Structural basis of the chiral selectivity of Pseudomonas cepacia lipase

Abstract

To investigate the enantioselectivity of Pseudomonas cepacia lipase, inhibition studies were performed with SC- and RC-(RP,SP)-1,2-dialkylcarbamoylglycero-3-O-p-nitrophenyl alkylphosphonates of different alkyl chain lengths. P. cepacia lipase was most rapidly inactivated by RC-(RP,SP)-1,2-dioctylcarbamoylglycero-3-O-p-nitrophenyl octylphosphonate (RC-trioctyl) with an inactivation half-time of 75 min, while that for the SC-(RP,SP)-1,2-dioctylcarbamoylglycero-3-O-p-nitrophenyl octyl-phosphonate (SC-trioctyl) compound was 530 min.
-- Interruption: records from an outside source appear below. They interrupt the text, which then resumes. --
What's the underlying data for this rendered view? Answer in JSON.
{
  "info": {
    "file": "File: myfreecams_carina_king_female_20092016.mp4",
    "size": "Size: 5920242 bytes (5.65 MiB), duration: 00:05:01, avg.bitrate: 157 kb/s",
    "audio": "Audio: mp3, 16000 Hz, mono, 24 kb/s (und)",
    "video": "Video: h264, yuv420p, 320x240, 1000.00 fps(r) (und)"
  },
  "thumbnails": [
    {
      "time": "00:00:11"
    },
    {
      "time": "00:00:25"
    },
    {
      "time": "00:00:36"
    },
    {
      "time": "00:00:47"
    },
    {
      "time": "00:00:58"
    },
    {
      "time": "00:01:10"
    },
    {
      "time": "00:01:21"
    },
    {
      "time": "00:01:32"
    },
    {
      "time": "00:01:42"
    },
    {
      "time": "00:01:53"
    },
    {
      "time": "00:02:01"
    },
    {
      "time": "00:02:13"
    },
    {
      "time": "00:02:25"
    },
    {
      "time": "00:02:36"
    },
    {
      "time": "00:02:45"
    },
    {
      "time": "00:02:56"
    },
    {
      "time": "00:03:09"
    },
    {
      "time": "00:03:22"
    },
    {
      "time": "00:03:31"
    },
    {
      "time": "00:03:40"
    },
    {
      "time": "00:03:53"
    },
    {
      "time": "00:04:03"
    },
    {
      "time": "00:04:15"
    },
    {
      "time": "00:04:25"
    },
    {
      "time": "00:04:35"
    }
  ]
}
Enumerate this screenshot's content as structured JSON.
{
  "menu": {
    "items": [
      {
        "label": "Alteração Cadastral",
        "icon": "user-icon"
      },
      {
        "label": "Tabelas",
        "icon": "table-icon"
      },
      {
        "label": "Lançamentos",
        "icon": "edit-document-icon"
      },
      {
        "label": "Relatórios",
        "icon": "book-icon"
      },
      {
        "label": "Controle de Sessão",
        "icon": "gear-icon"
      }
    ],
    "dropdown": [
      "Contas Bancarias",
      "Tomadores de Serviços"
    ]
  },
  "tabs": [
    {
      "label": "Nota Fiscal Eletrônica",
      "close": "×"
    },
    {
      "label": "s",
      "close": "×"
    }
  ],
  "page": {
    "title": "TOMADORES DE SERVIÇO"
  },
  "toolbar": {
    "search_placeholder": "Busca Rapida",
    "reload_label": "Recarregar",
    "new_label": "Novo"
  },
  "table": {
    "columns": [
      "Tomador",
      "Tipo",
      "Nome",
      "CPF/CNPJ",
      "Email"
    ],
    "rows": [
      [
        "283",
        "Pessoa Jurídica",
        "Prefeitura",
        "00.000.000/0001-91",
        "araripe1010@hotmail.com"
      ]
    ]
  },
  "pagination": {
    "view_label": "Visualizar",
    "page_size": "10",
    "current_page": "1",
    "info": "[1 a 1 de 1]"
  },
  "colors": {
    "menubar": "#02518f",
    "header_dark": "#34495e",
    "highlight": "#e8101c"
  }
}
X-ray structures were obtained of P. cepacia lipase after reaction with RC-trioctyl to 0.29-nm resolution at pH 4 and covalently modified with RC-(RP,SP)-1,2-dibutylcarbamoylglycero-3-O-p-nitrophenyl butyl-phosphonate (RC-tributyl) to 0.175-nm resolution at pH 8.5. The three-dimensional structures reveal that both triacylglycerol analogues had reacted with the active-site Ser87, forming a covalent complex. The bound phosphorus atom shows the same chirality (SP) in both complexes despite the use of a racemic (RP,SP) mixture at the phosphorus atom of the triacylglycerol analogues. In the structure of RC-tributyl-complexed P. cepacia lipase, the diacylglycerol moiety has been lost due to an aging reaction, and only the butyl phosphonate remains visible in the electron density. In the RC-trioctyl complex the complete inhibitor is clearly defined; it adopts a bent tuning fork conformation. Unambiguously, four binding pockets for the triacylglycerol could be detected: an oxyanion hole and three pockets which accommodate the sn-1, sn-2, and sn-3 fatty acid chains. Van der Waals’ interactions are the main forces that keep the radyl groups of the triacylglycerol analogue in position and, in addition, a hydrogen bond to the carbonyl oxygen of the sn-2 chain contributes to fixing the position of the inhibitor.